Moltissime persone sono abituate a tenere attaccati tuti i caricatori per telefoni cellulare e simili sempre alla presa di corrente. È un comportamento sbagliatissimo perché tutti gli apparecchi elettrici, anche se non sono in funzione, consumando un po’ di energia elettrica. Se si somma il piccolo consumo di ogni apparecchio, l’incidenza sull’importo finale della bolletta non è indifferente. Vale dunque la pena staccare il caricatore quando non lo si usa.

Spegnere la luce

Moltissime persone sono olite andare in giro per casa e lasciare tutte le luci accese. È una cattiva abitudine che diventa anche costosa poiché la lampadina accesa consuma un certo quantitativo di energia elettrica. La luce dovrebbe essere accesa solo ed esclusivamente quando serve, altrimenti si rischia una bolletta molto salta a fine periodo. Potrebbe sembrare, ma le lampadine consumando energia e incidono molto sul costo finale dalla bolletta.

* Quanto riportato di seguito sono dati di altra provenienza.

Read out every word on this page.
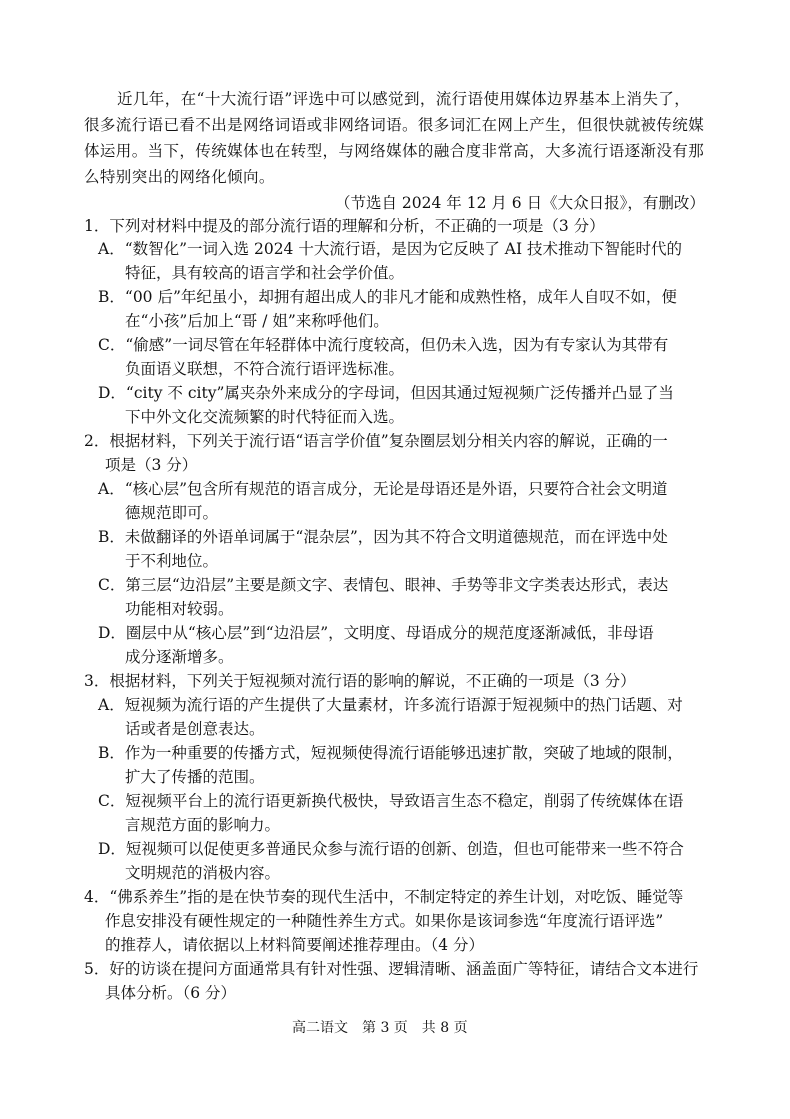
近几年，在“十大流行语”评选中可以感觉到，流行语使用媒体边界基本上消失了，
很多流行语已看不出是网络词语或非网络词语。很多词汇在网上产生，但很快就被传统媒
体运用。当下，传统媒体也在转型，与网络媒体的融合度非常高，大多流行语逐渐没有那
么特别突出的网络化倾向。
（节选自 2024 年 12 月 6 日《大众日报》，有删改）
1．下列对材料中提及的部分流行语的理解和分析，不正确的一项是（3 分）
A．“数智化”一词入选 2024 十大流行语，是因为它反映了 AI 技术推动下智能时代的
特征，具有较高的语言学和社会学价值。
B．“00 后”年纪虽小，却拥有超出成人的非凡才能和成熟性格，成年人自叹不如，便
在“小孩”后加上“哥 / 姐”来称呼他们。
C．“偷感”一词尽管在年轻群体中流行度较高，但仍未入选，因为有专家认为其带有
负面语义联想，不符合流行语评选标准。
D．“city 不 city”属夹杂外来成分的字母词，但因其通过短视频广泛传播并凸显了当
下中外文化交流频繁的时代特征而入选。
2．根据材料，下列关于流行语“语言学价值”复杂圈层划分相关内容的解说，正确的一
项是（3 分）
A．“核心层”包含所有规范的语言成分，无论是母语还是外语，只要符合社会文明道
德规范即可。
B．未做翻译的外语单词属于“混杂层”，因为其不符合文明道德规范，而在评选中处
于不利地位。
C．第三层“边沿层”主要是颜文字、表情包、眼神、手势等非文字类表达形式，表达
功能相对较弱。
D．圈层中从“核心层”到“边沿层”，文明度、母语成分的规范度逐渐减低，非母语
成分逐渐增多。
3．根据材料，下列关于短视频对流行语的影响的解说，不正确的一项是（3 分）
A．短视频为流行语的产生提供了大量素材，许多流行语源于短视频中的热门话题、对
话或者是创意表达。
B．作为一种重要的传播方式，短视频使得流行语能够迅速扩散，突破了地域的限制，
扩大了传播的范围。
C．短视频平台上的流行语更新换代极快，导致语言生态不稳定，削弱了传统媒体在语
言规范方面的影响力。
D．短视频可以促使更多普通民众参与流行语的创新、创造，但也可能带来一些不符合
文明规范的消极内容。
4．“佛系养生”指的是在快节奏的现代生活中，不制定特定的养生计划，对吃饭、睡觉等
作息安排没有硬性规定的一种随性养生方式。如果你是该词参选“年度流行语评选”
的推荐人，请依据以上材料简要阐述推荐理由。（4 分）
5．好的访谈在提问方面通常具有针对性强、逻辑清晰、涵盖面广等特征，请结合文本进行
具体分析。（6 分）
高二语文　第 3 页　共 8 页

Un sistema ulteriore per iniziare a risparmiare è far sostituire tutte le vecchie lampadine di casa dal pronto intervento elettricista a Milano preferendo quelle a led. Si tratta di modelli pensati proprio per ridurre il consumo energetico e avere una bolletta più bassa rispetto a prima, oltre che avere una casa più efficiente.

I kit per la sostituzione delle lampadine sono forniti, a pagamento ovviamente, anche da alcune aziende di fornitura elettrica proprio per incentivare comportamenti virtuosi e attenti verso lo spreco di energia elettrica.